With this level of detail, the AI produces a first draft that's 70–80% of the way there. Without it, I'd get something generic that needs a complete rewrite.

Step 4: Edit Aggressively

The AI draft is a starting point. Here's what I always add:

Personal experience. "When I first started, I made this mistake..." or "Here's what happened when I tried this..." — real first-person moments that AI cannot generate. These are what make the post feel human and build reader trust.

Specific data. Numbers, results, timeframes. "Within 60 days" is more credible than "quickly." My actual traffic numbers are more believable than hypothetical examples.

Honest limitations. If the strategy has tradeoffs, I say so. Readers trust writers who acknowledge what doesn't work as much as what does.
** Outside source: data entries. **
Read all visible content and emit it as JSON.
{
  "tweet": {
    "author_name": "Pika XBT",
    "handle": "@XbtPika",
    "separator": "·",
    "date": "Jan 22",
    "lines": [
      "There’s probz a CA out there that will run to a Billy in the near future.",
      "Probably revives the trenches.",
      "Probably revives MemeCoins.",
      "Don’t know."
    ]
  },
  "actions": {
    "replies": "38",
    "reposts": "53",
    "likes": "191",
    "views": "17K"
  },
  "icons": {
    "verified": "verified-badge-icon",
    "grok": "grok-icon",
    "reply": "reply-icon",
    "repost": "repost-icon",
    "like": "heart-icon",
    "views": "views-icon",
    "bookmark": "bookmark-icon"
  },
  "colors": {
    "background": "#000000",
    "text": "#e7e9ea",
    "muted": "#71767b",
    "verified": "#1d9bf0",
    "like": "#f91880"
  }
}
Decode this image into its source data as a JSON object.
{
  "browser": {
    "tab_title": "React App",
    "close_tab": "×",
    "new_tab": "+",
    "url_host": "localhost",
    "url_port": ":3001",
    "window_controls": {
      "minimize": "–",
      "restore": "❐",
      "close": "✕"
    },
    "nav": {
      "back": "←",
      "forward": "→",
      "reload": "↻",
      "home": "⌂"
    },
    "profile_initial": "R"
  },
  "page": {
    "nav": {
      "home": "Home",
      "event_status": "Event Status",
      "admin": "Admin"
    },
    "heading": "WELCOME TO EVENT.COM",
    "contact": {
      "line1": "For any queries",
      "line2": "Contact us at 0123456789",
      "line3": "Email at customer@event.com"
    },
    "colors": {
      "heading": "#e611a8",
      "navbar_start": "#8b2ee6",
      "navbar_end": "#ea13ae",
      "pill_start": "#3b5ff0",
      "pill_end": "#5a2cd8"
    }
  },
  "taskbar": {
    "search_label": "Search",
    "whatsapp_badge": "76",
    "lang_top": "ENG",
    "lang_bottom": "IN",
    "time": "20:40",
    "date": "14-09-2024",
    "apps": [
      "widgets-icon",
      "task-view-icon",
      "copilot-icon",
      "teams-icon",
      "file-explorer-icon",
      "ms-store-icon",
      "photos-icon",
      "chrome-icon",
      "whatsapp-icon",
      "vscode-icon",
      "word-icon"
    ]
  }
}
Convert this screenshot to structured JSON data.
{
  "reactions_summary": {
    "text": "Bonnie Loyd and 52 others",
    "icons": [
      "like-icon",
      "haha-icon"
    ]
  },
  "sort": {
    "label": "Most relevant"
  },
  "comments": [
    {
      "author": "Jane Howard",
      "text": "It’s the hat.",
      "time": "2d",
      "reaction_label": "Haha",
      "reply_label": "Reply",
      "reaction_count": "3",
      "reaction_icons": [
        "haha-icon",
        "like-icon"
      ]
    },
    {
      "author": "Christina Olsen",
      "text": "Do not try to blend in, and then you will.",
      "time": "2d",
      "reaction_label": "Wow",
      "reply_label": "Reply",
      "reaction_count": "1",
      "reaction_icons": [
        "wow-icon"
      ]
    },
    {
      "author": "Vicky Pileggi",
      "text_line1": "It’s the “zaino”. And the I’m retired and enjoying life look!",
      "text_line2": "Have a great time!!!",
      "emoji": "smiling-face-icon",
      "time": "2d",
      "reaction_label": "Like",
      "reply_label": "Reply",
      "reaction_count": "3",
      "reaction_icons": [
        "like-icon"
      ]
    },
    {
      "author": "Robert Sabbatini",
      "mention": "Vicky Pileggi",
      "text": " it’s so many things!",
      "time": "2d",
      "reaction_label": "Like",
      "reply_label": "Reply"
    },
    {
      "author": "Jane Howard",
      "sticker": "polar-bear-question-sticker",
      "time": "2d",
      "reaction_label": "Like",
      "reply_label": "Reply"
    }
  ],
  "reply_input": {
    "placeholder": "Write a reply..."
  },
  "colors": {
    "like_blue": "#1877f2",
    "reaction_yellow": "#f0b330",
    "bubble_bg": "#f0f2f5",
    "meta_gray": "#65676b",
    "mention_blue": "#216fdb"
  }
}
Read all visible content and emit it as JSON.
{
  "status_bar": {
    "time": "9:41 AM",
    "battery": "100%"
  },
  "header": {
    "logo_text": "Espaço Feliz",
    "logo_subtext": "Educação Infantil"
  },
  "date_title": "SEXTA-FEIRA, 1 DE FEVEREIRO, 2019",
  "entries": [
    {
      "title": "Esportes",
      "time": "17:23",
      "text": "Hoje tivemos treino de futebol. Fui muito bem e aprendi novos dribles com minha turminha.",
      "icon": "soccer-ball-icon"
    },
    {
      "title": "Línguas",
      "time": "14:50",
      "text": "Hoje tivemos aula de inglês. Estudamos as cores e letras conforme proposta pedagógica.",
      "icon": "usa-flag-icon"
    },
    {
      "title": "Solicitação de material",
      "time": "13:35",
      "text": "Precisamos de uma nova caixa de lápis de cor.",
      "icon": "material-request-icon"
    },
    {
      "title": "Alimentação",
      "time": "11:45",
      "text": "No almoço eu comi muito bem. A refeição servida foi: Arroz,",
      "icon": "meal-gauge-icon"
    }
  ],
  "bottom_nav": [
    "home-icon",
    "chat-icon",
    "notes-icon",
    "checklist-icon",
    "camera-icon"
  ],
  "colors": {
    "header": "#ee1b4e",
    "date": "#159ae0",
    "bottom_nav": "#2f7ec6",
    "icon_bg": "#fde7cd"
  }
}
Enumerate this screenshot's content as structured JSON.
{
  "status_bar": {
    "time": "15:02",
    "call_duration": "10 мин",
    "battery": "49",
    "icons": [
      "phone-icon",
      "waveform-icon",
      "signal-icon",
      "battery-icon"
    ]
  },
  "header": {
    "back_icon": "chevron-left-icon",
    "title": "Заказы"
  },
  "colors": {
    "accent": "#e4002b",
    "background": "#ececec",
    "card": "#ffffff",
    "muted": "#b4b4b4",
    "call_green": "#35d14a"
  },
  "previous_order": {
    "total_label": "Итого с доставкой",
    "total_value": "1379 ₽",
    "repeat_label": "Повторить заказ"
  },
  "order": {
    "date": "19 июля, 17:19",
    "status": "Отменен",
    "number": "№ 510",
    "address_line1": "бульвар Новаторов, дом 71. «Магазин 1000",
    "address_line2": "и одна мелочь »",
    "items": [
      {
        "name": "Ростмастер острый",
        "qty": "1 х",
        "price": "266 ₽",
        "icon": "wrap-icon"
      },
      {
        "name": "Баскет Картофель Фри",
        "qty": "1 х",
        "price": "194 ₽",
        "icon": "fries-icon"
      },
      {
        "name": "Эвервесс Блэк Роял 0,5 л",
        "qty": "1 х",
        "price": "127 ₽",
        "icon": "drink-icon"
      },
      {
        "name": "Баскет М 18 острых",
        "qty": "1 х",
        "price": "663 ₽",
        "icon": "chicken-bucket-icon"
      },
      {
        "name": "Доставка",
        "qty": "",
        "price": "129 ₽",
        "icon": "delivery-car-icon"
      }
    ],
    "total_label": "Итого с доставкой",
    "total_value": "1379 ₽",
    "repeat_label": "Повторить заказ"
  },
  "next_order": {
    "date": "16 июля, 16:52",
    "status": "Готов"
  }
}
Internal links. I add 2–3 relevant internal links to other posts on my site and to my product pages. This isn't AI's job — it requires knowing your own content.

Step 5: SEO On-Page Optimization

Before publishing, I make sure:

  • Target keyword appears in the title, first 100 words, at least one H2, and meta description
  • The post is the right length for the topic (Google rewards appropriate depth, not just word count)
  • Images have descriptive alt text
  • The URL is clean and keyword-containing
  • Internal links are in place
  • Meta description is written to maximize CTR, not just stuffed with keywords

What Makes This Work for Rankings

Google has gotten good at detecting AI-only content that lacks real expertise. The posts that rank are the ones that demonstrate Experience, Expertise, Authoritativeness, and Trustworthiness — Google's EEAT framework.

First-person experience, real data, honest perspectives, and expertise-driven insight are what build EEAT. AI can help you structure and scale your content. The substance still has to come from you.

The Compounding Effect

Since I started using this process, I've been able to publish 3–5 quality posts per week instead of 1–2. Over 18 months, that compounds into a content library that drives thousands of monthly visitors.

Those visitors find their way to my MadeThis store, where they buy digital products — templates, guides, frameworks. The content is how they find me. The store is where the revenue happens.

If you're building the same type of content business, the MadeThis pricing page is worth a read — it's a free platform to start, which means you can launch your store before you've written a single post.

The AI-assisted approach isn't a shortcut to rankings. It's a leverage tool that lets one person compete at scale. Use it with strategy and it works.